Konstantinidis et al (9) reported a median estimated blood loss of 400 ml for 10 pancreatic resections (six pancreaticoduodenectomy, four distal pancreatectomy/splenectomy; range 250–1,800 ml). In the present case, the estimated blood loss was 400 ml, which is comparable with previous reports. Generally, if Jehovah's Witness patients undergoing pancreatectomy experience massive blood loss, they are administered erythropoietin and iron hydroxide sucrose complex. Fortunately, the present patient did not require treatment for anemia since no change in postoperative hemoglobin and hematocrit was observed compared with the preoperative levels. Previously, the Liga Sure™ (COVIDIEN) vessel-sealing system was used to reduce intraoperative blood loss during proximal and/or distal pancreatectomy (11), and this system was used in the present patient. Regardless, in the case of Jehovah's Witness patients undergoing pancreatic resection, surgical outcome can be enhanced by good interdepartmental cooperation, careful patient selection and appropriate preoperative management.

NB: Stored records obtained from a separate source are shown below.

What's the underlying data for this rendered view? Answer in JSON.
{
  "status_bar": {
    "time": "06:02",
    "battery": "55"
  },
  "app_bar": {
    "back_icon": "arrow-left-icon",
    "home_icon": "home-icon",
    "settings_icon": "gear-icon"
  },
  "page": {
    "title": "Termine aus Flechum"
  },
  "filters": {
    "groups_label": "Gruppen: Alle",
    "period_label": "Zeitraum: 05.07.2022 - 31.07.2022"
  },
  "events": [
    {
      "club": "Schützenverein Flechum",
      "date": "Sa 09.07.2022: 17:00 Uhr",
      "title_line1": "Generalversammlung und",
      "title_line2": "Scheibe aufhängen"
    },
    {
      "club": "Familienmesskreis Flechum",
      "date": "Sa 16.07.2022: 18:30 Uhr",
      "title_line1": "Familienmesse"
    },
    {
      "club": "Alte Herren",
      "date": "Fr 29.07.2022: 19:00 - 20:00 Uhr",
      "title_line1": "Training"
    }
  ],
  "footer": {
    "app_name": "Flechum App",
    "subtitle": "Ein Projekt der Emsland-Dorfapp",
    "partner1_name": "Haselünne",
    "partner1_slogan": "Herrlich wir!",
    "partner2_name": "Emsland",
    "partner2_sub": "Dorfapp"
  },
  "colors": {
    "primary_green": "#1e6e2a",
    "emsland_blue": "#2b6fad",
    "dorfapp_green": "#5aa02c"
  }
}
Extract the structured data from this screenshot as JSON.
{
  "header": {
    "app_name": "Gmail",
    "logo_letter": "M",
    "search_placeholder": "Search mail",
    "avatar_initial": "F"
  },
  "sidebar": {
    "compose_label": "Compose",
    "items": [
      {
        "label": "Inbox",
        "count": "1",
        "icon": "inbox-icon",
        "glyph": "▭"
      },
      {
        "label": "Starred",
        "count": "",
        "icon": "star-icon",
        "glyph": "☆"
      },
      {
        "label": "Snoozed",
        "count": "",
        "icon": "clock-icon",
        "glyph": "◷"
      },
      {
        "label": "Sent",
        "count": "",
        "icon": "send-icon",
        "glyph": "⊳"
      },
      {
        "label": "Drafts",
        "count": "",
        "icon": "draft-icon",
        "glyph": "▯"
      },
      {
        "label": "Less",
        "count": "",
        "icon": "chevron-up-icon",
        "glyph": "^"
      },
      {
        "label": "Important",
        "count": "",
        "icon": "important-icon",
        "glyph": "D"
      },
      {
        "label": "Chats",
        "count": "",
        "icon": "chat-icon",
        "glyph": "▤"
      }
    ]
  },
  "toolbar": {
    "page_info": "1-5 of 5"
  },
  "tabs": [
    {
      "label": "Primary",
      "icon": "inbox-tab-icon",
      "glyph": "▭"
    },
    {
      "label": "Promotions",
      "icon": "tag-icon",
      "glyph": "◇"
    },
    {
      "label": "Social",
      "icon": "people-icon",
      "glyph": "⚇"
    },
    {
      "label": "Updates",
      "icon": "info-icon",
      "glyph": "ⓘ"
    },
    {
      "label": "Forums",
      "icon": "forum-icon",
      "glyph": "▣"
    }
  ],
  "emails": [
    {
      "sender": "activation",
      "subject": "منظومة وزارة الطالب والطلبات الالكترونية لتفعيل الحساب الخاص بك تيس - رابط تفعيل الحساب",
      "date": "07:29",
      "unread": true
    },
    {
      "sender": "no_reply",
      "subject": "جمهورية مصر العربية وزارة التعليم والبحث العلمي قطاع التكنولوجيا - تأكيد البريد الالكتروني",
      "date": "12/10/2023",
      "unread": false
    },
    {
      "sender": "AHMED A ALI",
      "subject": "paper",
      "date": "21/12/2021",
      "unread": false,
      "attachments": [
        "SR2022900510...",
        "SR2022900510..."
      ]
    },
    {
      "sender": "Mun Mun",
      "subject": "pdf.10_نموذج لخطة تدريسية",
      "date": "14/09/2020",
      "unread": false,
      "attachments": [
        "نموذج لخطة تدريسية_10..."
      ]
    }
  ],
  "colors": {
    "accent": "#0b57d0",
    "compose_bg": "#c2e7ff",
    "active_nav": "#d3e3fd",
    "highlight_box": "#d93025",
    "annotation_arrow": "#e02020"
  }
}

A previous report suggested that lymph node metastasis occurred in 58% of surgical patients with invasive MCN (2). Therefore, pancreatic resection and standard lymphadenectomy (D1 or D2) against invasive MCN of the pancreas may be required. In addition, this entity is observed predominantly in younger female patients and is located in the body and/or tail of pancreas (1,2), as observed in the current patient. The present case was further treated not only with intraoperative radiotherapy, but also postoperative chemotherapy for 20 months until recurrence was detected, and subsequently with chemoradiotherapy. The chemotherapy regimen in the present case was a combination chemotherapy with gemcitabine and S-1, one of the standard chemotherapeutic regimens for advanced pancreatic cancer (12).
The present case highlighted the management of MCN with anaplastic carcinoma of the pancreas in a Jehovah's Witness patient undergoing pancreatic surgery. Additional reports of this entity are required to optimize the standard management for this uncommon disease.